You want to replace both the brake pads and rotors.
The reason is, sanding the rotors won’t remove the run-out that’s beginning in the rotors. As the run-out gets worse, the pulsating brake pedal will get worse. Also, there won’t be the proper friction surfaces for proper break-in between the pads/rotors. This can lead to brake noise.
But finally, the brake pads/rotors on your Grand Caravan are about the same size as those on a PT Cruiser. Only your vehicle is much heavier.So the rotors warp faster.
Tester
Agree with @Tester here and the exact reason you want to do it is the fact that you are on a tight budget (& Can’t afford to keep doing this back and forth).

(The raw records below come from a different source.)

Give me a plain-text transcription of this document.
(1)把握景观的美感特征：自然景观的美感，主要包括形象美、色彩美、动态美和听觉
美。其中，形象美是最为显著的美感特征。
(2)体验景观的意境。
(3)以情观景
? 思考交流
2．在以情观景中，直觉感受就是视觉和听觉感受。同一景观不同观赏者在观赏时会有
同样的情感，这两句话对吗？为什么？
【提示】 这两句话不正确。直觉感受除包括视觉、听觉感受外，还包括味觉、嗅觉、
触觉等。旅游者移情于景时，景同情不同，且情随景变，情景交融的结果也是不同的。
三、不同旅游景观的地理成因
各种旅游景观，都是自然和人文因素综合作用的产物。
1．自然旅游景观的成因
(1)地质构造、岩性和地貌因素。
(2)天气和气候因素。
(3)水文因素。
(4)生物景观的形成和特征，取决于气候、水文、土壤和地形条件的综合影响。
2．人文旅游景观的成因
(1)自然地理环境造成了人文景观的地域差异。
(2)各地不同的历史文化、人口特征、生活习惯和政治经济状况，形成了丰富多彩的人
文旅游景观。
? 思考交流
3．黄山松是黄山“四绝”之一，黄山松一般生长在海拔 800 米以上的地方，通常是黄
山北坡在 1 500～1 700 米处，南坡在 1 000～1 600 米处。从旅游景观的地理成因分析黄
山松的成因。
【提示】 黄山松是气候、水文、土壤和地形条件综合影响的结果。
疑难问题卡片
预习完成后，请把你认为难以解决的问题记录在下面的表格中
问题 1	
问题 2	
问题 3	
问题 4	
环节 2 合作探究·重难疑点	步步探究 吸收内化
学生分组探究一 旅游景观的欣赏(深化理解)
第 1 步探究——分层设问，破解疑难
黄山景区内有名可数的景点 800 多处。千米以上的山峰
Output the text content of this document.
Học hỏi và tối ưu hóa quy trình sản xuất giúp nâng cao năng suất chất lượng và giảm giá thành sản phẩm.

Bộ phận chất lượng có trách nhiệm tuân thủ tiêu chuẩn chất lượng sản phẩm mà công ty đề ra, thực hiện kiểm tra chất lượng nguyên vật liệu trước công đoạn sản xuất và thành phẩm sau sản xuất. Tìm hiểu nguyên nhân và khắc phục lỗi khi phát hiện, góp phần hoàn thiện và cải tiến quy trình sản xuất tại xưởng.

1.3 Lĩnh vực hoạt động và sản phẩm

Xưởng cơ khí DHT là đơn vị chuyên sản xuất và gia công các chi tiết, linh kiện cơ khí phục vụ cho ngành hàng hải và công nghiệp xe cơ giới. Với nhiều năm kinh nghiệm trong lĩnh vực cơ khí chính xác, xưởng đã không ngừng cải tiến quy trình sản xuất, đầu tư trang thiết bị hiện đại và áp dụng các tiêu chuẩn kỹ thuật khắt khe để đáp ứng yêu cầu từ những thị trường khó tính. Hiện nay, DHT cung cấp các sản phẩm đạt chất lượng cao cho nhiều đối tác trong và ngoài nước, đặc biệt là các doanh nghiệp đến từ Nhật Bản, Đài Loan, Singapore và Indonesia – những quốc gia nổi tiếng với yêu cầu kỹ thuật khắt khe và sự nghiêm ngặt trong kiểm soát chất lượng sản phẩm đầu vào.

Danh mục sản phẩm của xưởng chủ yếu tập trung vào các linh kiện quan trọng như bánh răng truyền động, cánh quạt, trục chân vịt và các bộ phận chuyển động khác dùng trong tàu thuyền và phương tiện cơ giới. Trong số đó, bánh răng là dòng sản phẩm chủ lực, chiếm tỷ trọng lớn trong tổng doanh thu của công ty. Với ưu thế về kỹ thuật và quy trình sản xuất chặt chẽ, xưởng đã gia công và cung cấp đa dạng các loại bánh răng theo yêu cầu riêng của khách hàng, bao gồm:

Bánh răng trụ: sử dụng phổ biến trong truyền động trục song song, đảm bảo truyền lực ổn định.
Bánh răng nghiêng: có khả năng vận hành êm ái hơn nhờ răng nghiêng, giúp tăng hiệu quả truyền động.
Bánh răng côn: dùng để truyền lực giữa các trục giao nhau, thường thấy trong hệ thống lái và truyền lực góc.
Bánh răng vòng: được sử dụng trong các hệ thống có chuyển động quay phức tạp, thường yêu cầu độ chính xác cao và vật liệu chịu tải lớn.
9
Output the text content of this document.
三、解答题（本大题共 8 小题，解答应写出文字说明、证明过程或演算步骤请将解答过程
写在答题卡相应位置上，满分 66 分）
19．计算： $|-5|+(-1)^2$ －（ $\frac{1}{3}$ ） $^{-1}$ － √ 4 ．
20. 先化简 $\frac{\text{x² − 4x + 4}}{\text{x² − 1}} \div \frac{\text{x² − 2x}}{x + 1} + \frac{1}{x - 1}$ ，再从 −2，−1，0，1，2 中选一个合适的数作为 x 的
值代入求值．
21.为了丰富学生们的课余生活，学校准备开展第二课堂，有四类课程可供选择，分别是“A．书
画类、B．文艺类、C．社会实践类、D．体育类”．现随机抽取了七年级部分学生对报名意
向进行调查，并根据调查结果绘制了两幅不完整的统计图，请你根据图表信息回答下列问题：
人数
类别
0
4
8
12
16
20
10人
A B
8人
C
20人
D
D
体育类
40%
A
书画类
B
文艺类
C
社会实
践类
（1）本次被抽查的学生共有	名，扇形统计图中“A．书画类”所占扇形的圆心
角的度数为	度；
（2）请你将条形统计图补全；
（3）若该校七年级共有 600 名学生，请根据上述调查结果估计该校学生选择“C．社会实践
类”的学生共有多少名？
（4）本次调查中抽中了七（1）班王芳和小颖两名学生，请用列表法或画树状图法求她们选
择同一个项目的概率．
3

It could be just a residue build up on the rotors. First try a hard stop (just short of lockup) from about 60 mph. Do not quite stop but let up at about 5 mph. Repeat one more time if needed. This can smooth things out. If two cycles doesn’t fix it, then the problem is more serious.
Residue?
Where does this residue come from? And what is it made of?
Tester
Its cheap and it usually works.
The residue comes from the binders used in the brake pad material. It is designed to create a “transfer layer” that coats the rotor’s friction surface. Sometimes it builds in a single spot, usually after hard use - stop and go traffic can do it - because that’s where the pad is when the van stops.
I’ve gotten rid of it by driving around the block repeatedly accelerating to the corner, braking and then turn. Repeat until you just start to smell the pad through an open window then drive to cool things down.
What you describe is what is done when new brake pads and rotors are installed.
Once the break-in procedure is performed on the new brakes, you burn off the binding agent just below the friction surfaces of the brake pads, and also perform a transfer of friction material between the brake pads and rotors. Once the brakes have been broken in correctly, the break-in procedure is never needed again.
Tester
I vote with Tester on this one. New rotors and pads are just part of the cost of car ownership.
I tip my hat to the mechanic for suggesting that he try sanding the pads to save a few bucks, and Keith’s suggestion of a hard-stop is worth a try (hey, it’s free and MIGHT work!), but in my experience these things have very limited success rates.
Remind your shop to thoroughly clean the new rotors before installing them. New rotors usually come with an anti-rust coating that needs to be removed, otherwise will clog the new pads.
can it be ABS issue? the pulsation happens less frequently now. There was on time ABS light came on while driving. Once engine turned off and turned on, ABS light went a way since. It’s now one week after and the light is still not coming back and break less pulsation, thanks.
I know it more costly but new rotors are the way to go. But give a try to the above mentioned idea to seat the pads…it’s a free fix!!! Also check to be sure that a caliper is not binding. A binding caliper can quickly overheat a rotor and cause it to warp…which will give the pulsation in the pedal. An infrared heat gun can check this in seconds.
If one caliper is binding this could also mean that the flexible brake hose to that caliper is deteriorated from the inside. This causes the fluid to pass and lock the brake, but not allow it to release. We don’t know the age or make of this vehicle, but the lines do get bad at about 10 years.
There is no way to really tell if it is the caliper or the hose that is causing the problem. Whenever I replace a caliper on a vehicle that is more than 8 years old, I always replace the flex hose along with it, Instead of taking the chance of having to tear it apart again.
Yosemite
The added information presents an ABS possibility, probably the wheel speed sensor.
One way you can test it is to elevate the front of the car with the tranny in neutral (ENGINE OFF) and spin the wheel by hand while a friend slowly applies the brakes. If it’s the ABS system, it’ll feel smooth, if the friction while you’re spinning it feels “pulsing”, new rotors are in order.
Note: your opposite wheel will spin in the opposite direction while you’re doing the test, so don’t be alarmed. This is normal.